Pope Francis to visit Democratic Republic of Congo and South Sudan

Pope Francis greets South Sudanese president Salva Kiir at the Vatican April 11 2019 Credit Vatican Media Pope Francis greets South Sudanese president Salva Kiir at the Vatican, April 11, 2019. | Vatican Media.

Pope Francis will visit the Democratic Republic of the Congo and South Sudan in July, the Vatican announced on Thursday.

The Holy See press office said on March 3 that the pope would visit the African nations on July 2-7, “at the invitation of their respective heads of state and bishops.”

He will spend July 2-5 in the Congolese cities of Kinshasa and Goma, and July 5-7 in the South Sudanese capital Juba.

“The program and further details of the journey will be announced in due course,” the press office said.

The news follows the Vatican’s announcement last month that the pope will travel to Malta on April 2-3.

Pope Francis will become the first pope to visit South Sudan, which became the world’s newest country when it declared independence from the Republic of the Sudan on July 9, 2011. The nation in east-central Africa has a population of 11 million people, around 37% of whom are Catholic.

In 2019, Pope Francis brought South Sudanese leaders together at the Vatican for a “spiritual retreat” aimed at resolving their differences.

The archbishop of Canterbury, Justin Welby, is expected to join the pope in Juba, along with the moderator of the Church of Scotland, Jim Wallace.

The Democratic Republic of the Congo is a Central African country of around 90 million people, roughly half of whom are Catholic. Pope John Paul II visited the country, then known as Zaire, in 1980.

Pope Francis said in an interview last October that he wanted to visit the Congo in 2022.

In 2019, he celebrated Mass in St. Peter’s Basilica for Congolese immigrants, marking the 25th anniversary of the foundation of the Congolese Catholic Chaplaincy of Rome.

In the preface to a book published in 2020, he said: “The experience of the Congolese rite of the celebration of Mass can serve as an example and model for other cultures.”

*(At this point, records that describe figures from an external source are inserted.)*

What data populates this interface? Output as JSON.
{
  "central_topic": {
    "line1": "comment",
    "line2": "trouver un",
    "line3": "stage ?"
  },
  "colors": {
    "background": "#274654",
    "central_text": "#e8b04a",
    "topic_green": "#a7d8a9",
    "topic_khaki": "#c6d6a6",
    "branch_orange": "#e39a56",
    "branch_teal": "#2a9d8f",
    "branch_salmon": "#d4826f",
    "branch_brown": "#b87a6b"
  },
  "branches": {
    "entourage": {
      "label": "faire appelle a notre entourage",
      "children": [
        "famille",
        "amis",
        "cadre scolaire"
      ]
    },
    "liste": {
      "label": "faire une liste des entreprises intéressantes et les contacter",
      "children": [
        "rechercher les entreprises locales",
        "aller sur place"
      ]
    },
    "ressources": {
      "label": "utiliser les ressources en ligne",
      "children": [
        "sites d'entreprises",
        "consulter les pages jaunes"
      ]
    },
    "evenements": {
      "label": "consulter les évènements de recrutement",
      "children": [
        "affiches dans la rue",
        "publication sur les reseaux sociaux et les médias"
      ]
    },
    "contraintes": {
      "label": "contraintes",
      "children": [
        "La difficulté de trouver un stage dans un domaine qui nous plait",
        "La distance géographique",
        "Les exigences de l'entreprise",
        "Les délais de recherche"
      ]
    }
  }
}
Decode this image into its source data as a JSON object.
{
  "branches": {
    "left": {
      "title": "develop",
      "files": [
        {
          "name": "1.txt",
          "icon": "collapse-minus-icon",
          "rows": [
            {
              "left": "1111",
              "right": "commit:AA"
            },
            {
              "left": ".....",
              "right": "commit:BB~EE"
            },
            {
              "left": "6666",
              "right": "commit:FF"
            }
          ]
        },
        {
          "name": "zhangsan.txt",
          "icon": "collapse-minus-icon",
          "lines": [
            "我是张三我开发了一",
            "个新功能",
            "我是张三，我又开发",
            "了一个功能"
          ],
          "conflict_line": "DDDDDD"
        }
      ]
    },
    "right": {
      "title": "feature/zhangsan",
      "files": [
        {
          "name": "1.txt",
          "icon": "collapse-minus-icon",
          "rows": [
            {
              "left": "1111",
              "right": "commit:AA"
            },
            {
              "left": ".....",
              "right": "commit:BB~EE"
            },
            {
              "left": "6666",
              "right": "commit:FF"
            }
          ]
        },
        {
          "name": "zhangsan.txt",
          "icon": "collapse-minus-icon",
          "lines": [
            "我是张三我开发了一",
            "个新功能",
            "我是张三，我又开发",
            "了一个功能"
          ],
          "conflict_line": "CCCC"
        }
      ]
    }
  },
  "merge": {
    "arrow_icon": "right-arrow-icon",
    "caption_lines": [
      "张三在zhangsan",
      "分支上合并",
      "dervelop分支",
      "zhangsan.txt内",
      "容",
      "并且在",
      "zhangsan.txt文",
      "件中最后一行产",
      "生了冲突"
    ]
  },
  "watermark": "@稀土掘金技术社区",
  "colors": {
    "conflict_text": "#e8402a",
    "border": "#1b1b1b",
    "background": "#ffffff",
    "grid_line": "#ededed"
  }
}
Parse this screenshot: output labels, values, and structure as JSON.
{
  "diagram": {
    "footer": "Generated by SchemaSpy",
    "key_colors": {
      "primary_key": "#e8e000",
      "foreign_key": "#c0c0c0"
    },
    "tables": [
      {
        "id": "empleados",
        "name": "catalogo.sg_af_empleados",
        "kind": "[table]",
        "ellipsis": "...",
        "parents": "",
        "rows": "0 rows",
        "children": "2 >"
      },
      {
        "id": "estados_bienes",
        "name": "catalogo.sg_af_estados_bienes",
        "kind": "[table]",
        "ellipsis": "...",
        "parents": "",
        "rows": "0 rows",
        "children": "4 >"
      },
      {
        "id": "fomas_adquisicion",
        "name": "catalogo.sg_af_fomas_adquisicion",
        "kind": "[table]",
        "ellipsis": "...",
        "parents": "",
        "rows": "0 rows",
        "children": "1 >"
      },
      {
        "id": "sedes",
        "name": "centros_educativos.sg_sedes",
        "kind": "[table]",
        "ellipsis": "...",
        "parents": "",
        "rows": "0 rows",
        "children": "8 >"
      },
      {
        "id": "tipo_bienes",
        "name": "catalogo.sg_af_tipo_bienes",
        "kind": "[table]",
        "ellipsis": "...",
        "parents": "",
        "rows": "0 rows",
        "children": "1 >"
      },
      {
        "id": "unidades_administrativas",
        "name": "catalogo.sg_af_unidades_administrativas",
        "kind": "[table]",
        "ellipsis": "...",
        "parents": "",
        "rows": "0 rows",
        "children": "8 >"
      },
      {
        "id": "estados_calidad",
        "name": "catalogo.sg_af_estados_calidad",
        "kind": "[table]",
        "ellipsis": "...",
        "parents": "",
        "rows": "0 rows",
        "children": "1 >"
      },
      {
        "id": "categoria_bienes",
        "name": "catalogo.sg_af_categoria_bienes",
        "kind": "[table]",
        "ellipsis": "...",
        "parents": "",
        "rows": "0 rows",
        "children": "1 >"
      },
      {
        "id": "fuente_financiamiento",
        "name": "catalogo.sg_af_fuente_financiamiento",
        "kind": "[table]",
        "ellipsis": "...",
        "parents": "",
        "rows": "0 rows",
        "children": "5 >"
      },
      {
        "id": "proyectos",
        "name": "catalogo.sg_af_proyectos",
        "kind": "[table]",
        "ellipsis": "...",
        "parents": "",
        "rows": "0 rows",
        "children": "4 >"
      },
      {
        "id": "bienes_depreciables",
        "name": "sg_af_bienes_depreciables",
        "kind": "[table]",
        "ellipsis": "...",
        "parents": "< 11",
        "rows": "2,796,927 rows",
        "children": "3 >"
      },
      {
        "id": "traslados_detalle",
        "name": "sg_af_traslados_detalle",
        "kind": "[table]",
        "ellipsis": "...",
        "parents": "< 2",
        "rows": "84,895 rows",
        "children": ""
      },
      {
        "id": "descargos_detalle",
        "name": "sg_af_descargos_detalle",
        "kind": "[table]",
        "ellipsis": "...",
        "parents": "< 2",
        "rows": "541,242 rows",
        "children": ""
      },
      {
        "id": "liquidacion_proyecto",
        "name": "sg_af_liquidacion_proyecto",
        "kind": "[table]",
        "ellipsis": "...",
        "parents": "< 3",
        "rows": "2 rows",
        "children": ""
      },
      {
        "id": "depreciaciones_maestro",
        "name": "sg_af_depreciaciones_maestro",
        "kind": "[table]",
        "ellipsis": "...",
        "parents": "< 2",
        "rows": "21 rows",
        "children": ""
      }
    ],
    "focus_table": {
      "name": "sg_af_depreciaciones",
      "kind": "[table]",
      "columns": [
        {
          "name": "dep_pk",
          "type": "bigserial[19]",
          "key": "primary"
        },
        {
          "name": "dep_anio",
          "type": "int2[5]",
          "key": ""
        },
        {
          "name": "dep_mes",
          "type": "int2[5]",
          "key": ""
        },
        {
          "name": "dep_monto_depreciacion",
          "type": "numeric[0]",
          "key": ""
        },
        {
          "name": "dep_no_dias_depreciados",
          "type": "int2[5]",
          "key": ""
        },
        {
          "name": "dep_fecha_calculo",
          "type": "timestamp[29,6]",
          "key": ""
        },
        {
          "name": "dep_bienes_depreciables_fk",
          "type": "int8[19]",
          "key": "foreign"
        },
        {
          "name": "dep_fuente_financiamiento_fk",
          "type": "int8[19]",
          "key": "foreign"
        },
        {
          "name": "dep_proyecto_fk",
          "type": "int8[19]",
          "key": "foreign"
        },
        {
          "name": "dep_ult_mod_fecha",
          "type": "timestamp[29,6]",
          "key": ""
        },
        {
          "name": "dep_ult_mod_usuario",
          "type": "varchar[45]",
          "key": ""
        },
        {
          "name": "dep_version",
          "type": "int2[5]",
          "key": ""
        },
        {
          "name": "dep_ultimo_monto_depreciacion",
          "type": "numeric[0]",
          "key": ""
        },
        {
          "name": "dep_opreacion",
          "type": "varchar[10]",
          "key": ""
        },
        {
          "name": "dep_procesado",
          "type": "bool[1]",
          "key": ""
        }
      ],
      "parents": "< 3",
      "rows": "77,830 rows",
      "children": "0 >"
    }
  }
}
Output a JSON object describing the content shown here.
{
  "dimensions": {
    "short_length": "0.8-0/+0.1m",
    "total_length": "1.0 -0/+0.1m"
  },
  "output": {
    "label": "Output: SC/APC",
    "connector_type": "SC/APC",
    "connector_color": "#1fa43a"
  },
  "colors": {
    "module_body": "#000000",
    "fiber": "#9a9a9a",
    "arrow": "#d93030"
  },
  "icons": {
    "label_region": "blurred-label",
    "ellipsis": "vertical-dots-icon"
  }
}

The Zaire Use is an inculturated Mass formally approved in 1988 for the dioceses of what was then known as the Republic of Zaire. It is the only inculturated Eucharistic celebration approved after the Second Vatican Council.

Pope Francis was forced to cancel two recent public engagements due to knee pain: a daylong trip to the Italian city of Florence and an Ash Wednesday Mass at Rome’s Basilica of Santa Sabina. The 85-year-old spent 10 days in hospital in July 2021 after undergoing colon surgery.

He has made two previous trips to sub-Saharan Africa. His first, on Nov. 25-30, 2015, took him to Kenya, Uganda, and the Central African Republic.

In his second, he visited Mozambique, Madagascar, and Mauritius on Sept. 4-10, 2019.